A university education creates very high employment expectations. In some countries, a university degree may be looked upon almost as a guarantee of a soft and secure job in the government service, and in most it is assumed to be a membership card of the elite class. But, even in rapidly modernizing countries, the purely administrative jobs in the government service become filled fairly rapidly: for example, the demand for lawyers is certainly not as great as the demand for technically trained personnel. And in those societies where large enterprises are owned and managed by members of family dynasties, even the opportunities for professionally trained engineers and technicians may be limited, at least in the early stages of development.

Incidence

[Developing countries]

In many developing countries there appear to be too many lawyers or too many arts graduates, and there may also be instances of unemployed or underemployed engineers, scientists, economists, and even agronomists. The unused intellectual, however, is sometimes unemployed because he is unwilling to accept work which he considers beneath his educational level.

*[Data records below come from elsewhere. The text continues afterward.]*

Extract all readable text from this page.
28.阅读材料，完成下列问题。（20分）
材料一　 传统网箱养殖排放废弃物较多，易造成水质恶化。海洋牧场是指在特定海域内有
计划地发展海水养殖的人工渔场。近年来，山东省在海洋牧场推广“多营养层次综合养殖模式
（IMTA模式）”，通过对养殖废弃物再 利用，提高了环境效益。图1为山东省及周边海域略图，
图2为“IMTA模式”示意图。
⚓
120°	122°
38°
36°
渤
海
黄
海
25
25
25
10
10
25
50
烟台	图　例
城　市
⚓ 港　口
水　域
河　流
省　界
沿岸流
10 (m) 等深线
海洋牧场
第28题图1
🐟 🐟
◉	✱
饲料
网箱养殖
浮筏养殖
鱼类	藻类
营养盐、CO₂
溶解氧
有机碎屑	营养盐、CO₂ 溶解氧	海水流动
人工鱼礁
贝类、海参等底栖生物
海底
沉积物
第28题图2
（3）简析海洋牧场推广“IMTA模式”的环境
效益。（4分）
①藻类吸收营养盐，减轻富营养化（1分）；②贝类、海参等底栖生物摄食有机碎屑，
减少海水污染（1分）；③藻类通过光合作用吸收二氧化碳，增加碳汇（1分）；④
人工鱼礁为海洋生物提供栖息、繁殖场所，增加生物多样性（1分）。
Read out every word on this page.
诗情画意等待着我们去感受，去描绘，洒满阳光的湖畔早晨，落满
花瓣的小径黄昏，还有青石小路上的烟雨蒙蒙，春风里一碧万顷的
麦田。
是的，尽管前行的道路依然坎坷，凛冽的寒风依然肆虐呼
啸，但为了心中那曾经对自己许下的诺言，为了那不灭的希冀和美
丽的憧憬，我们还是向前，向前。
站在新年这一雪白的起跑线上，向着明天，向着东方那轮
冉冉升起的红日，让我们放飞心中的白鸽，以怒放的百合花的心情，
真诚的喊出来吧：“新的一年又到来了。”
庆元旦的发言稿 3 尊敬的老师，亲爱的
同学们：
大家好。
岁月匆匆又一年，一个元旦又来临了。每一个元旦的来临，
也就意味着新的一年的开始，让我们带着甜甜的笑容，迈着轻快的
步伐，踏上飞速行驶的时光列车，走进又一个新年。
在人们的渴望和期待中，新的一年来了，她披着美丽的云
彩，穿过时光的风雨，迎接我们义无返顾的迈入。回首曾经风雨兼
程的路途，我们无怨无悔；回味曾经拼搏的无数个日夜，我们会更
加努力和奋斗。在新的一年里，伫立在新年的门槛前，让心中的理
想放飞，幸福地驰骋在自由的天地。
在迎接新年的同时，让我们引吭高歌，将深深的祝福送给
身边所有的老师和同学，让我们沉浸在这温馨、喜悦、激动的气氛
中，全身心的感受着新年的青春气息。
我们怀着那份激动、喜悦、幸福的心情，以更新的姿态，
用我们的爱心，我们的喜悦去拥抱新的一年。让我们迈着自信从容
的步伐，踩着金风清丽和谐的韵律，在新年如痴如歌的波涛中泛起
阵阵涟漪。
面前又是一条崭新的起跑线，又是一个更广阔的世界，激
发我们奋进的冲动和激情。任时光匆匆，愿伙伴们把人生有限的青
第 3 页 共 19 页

[Industrialized countries]

Universities in developed countries have organized themselves to increase considerably the number of post-graduate students. The demand for such students is now decreasing, with the result that there is a considerable rise in postgraduate unemployment. This decrease has in part been due to decreases in government expenditure on research as a result of national economic problems.

Claim

  1. This unemployment of intellectuals occurs or increases when the education available is not oriented towards the types of employment or service required by the true needs of society, or when there is less demand for work which requires education, at least professional education, than for manual labour, or when it is less well paid. (Papal Encyclical, Laborem Exercens, 14 September 1981).